Exploração

Ministério Público faz acordo com empresas fornecedoras da Renner

Bolivianos resgatados de oficina devem receber verbas salariais e rescisórias, além de danos morais, com valor de quase R$ 1 milhão. Eles serão recontratados a partir de fevereiro

Igor Ojeda/repórter brasil

Os dormitórios eram divididos por madeira e às vezes por cortinas de tecido, com falta de higiene e privacidade

São Paulo – O Ministério Público do Trabalho (MPT) em São Paulo informou hoje (2) ter firmado um termo de ajustamento de conduta (TAC) com duas fornecedoras da Lojas Renner, flagradas com 37 trabalhadores bolivianos em condições análogas à de escravidão. Pelo acordo com as empresas de confecção, serão pagas verbas rescisórias e salariais, além de danos morais para os empregados da oficina quarteirizada. Segundo o MPT, o valor chega a quase R$ 1 milhão.

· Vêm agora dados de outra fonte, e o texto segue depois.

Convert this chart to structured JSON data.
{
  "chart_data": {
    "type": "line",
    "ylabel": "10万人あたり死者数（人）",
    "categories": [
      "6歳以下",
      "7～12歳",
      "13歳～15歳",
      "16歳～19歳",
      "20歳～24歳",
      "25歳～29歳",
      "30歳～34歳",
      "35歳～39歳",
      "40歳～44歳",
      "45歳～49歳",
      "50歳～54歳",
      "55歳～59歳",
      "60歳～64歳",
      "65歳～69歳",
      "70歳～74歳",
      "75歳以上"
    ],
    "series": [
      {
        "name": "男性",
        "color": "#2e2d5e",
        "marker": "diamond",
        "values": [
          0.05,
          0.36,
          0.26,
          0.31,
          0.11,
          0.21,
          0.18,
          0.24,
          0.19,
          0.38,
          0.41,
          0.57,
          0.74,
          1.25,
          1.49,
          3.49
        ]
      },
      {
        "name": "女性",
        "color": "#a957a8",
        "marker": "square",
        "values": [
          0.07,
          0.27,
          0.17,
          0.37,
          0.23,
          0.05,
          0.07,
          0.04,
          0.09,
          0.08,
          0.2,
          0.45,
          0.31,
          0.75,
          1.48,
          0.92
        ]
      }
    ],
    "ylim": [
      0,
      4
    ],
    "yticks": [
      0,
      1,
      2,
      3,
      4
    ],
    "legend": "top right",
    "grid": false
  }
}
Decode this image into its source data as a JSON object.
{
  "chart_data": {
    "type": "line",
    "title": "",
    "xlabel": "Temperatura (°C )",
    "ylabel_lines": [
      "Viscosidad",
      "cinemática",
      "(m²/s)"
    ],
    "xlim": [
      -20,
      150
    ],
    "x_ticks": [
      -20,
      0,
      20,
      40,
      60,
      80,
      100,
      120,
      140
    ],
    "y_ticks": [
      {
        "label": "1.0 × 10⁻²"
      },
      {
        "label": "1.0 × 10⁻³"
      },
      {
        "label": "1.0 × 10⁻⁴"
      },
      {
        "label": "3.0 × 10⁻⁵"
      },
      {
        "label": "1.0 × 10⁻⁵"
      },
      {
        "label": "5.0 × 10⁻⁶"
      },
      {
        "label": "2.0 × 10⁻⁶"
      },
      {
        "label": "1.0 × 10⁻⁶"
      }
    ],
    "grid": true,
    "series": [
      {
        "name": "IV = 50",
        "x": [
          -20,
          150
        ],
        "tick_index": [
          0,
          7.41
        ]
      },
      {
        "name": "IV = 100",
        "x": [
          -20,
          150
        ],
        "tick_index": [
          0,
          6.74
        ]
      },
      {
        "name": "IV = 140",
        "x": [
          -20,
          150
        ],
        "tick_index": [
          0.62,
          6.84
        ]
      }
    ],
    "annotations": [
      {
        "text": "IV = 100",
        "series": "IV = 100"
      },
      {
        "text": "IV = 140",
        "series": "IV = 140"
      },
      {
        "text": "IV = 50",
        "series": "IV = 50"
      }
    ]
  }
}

Ainda conforme a TAC, as empresas – Kabriolli Indústria e Comércio de Roupas Ltda. e Indústria Têxtil Betilha Ltda. – vão readmitir os trabalhadores a partir de fevereiro do ano que vem, quando termina o pagamento do seguro-desemprego especial. Está prevista ainda uma estabilidade de seis meses. A Procuradoria afirma que o documento “não isenta a responsabilidade da Lojas Renner e nem reconhece a licitude da cadeia produtiva, tendo sido firmado apenas para a imediata proteção dos trabalhadores resgatados e desamparados”. Isso sem prejuízo de uma possível ação judicial, inclusive com eventual responsabilização da destinatária dos produtos.

O MPT entende que a Renner pratica “dumping social”, prática pela qual uma empresa obtém vantagem financeira por meio da desvalorização da mão de obra para obtenção de lucro e ao se beneficiar de trabalhadores em condições análogas às de escravo. Há um inquérito civil em curso. A empresa recebeu 30 autuações do Ministério do Trabalho e Emprego. “A Lojas Renner negou-se a reconhecer qualquer responsabilidade no caso, porém as investigações continuam para o dimensionamento de toda a sua responsabilidade”, diz o Ministério Público, em nota.

A fiscalização, realizada entre outubro e novembro, foi resultado de operação conjunta entre a Superintendência Regional do Trabalho e Emprego (SRTE) em São Paulo, o Ministério Público e a Defensoria Pública da União. Foram encontrados 37 costureiros bolivianos, incluindo uma adolescente. “A oficina é de propriedade de uma boliviana e fornecia alojamento e alimentação aos trabalhadores, cujos valores eram abatidos em seus rendimentos”, informa o MPT. “Os dormitórios eram divididos por madeira e às vezes por cortinas de tecido, com falta de higiene e privacidade, com botijões de gás empilhados e alimentos armazenados em locais impróprios.”

Havia um registro de ponto indicando jornada média de oito horas diárias, mas a fiscalização constatou que o expediente começava às 7h e ia até as 21h, “havendo semanas em que trabalhavam até 70 horas”. Também foi apurada fraude no pagamento: oficialmente, os salários eram mensais e fixos, com holerites assinados, mas na prática os trabalhadores eram pagos com base na quantidade de peças produzidas, “cuja retribuição variava de R$ 0,30 a R$ 1,80 por peça”. Ainda assim, parte dos rendimentos ficam retidos com a chefe da oficina.